C’est historique. Un représentant du gouvernement américain a pour la première fois assisté ce vendredi aux cérémonies marquant la destruction, il y a 65 ans, de la ville de Hiroshima (Japon) par une bombe atomique américaine qui a fait au moins 140.000 morts.
C’est l’ambassadeur des Etats-Unis au Japon, John Roos, qui a apporté une présence reflétant le soutien apporté par le président Barack Obama en faveur de la dénucléarisation. «Pour le bien des générations futures, nous devons continuer à oeuvrer ensemble en vue de réaliser un monde sans armes nucléaires», a indiqué John Roos dans un communiqué. Beaucoup au Japon espèrent que le président Barack Obama se rendra également à Hiroshima pendant sa visite dans l'archipel en novembre.
Mais cette présence inédite ne fut pas la seule. La France et la Grande-Bretagne avaient également dépêché des diplomates dans la ville martyre pour la première fois depuis la capitulation du Japon le 15 août 1945, en geste de soutien au mouvement en faveur du désarmement nucléaire mondial. De même que le secrétaire général de l'ONU Ban Ki-moon qui n’avait jamais assisté à la cérémonie organisée chaque année à Hiroshima.
«Pour beaucoup d'entre vous, ce jour reste aussi vivace que l'éclair blanc qui a incendié le ciel, et aussi sombre que la pluie noire qui a suivi», a déclaré Ban Ki-Moon. «Tant que les armes nucléaires continueront d'exister, nous vivrons dans l'ombre nucléaire».
Des représentants de plus de 70 nations étaient ainsi présents, ainsi que plusieurs dizaines de milliers de personnes, venues assister à l'émouvante cérémonie au Mémorial de la Paix.

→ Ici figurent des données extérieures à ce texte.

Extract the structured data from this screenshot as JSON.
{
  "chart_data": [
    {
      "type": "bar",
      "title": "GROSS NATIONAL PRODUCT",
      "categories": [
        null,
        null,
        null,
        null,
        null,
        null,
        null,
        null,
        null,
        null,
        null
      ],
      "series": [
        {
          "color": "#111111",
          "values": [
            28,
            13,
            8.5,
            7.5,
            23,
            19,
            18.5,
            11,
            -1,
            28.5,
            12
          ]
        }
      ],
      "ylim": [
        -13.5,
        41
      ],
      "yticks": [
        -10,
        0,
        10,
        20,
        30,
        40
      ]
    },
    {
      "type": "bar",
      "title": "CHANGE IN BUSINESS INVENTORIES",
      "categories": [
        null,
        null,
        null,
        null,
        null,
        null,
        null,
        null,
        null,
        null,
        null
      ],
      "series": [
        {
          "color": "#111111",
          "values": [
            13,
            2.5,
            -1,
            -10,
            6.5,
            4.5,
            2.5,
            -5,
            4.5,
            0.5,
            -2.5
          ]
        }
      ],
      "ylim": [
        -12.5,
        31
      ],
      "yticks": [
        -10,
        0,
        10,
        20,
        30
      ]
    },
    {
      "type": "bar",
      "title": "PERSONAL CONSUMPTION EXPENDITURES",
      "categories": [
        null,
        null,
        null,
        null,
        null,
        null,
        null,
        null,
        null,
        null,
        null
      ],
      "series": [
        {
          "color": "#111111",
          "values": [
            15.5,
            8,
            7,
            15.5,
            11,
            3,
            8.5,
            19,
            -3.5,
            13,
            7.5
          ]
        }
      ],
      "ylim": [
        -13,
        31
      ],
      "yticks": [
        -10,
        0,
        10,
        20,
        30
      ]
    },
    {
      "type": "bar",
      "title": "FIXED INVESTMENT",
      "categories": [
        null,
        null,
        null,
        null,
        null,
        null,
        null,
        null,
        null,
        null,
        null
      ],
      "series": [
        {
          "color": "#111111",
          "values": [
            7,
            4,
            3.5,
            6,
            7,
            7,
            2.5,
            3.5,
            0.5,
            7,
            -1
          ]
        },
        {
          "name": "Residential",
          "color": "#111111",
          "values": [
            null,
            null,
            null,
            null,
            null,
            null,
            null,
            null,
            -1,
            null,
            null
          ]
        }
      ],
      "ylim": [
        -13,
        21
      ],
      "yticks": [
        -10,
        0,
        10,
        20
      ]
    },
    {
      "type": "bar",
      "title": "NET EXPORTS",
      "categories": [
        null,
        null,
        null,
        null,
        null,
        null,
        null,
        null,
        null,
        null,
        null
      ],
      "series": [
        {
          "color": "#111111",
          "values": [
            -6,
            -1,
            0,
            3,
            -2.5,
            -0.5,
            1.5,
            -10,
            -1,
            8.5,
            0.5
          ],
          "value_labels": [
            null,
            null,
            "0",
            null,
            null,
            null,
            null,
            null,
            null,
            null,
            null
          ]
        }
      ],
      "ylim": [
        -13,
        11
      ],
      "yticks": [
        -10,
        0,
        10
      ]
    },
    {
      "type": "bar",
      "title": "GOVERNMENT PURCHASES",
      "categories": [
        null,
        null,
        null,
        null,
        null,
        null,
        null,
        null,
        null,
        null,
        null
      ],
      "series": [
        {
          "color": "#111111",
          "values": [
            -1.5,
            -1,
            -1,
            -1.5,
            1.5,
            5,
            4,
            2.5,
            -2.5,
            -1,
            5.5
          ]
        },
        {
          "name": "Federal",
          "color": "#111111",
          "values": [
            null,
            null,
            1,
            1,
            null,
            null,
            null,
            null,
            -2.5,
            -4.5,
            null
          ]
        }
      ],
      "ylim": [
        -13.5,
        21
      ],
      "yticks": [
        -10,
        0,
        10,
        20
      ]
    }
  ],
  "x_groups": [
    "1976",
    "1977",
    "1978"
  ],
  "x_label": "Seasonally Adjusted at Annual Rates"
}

Le Japon, seul pays à avoir été la cible de deux attaques nucléaires - le 6 août à Hiroshima et le 9 août à Nagasaki - réclame depuis longtemps l'abolition de toutes les armes de destruction massive.
Les Etats-Unis, qui ont toujours affirmé que ces bombardements étaient nécessaires pour mettre fin à la guerre, n'ont jamais accepté de présenter des excuses pour les quelque 210.000 victimes, pour la plupart civiles, qui ont péri sur le coup ou des suites des radiations et des brûlures dans ces deux villes.
«Le Japon, en tant que seule et unique nation ayant été victime de bombardements atomiques en temps de guerre, a une responsabilité morale de mener le combat pour construire un monde sans armes nucléaires», a déclaré le Premier ministre japonais, Naoto Kan, dans un discours.
Une minute de silence a été observée à 8h15, heure locale, instant précis où la bombe a explosé au-dessus de la ville le 6 août 1945. Elle a été suivie d'un discours du maire de Hiroshima, Tadatoshi Akiba, et par le lâcher de 1.000 colombes dans un geste symbolique de paix.
On estime à 140.000 le nombre de personnes mortes instantanément ou des suites des brûlures atroces et des radiations à Hiroshima , et à plus de 70.000 le nombre de victimes de la bombe au plutonium larguée trois jours plus tard sur Nagasaki, à 300 km plus à l'ouest.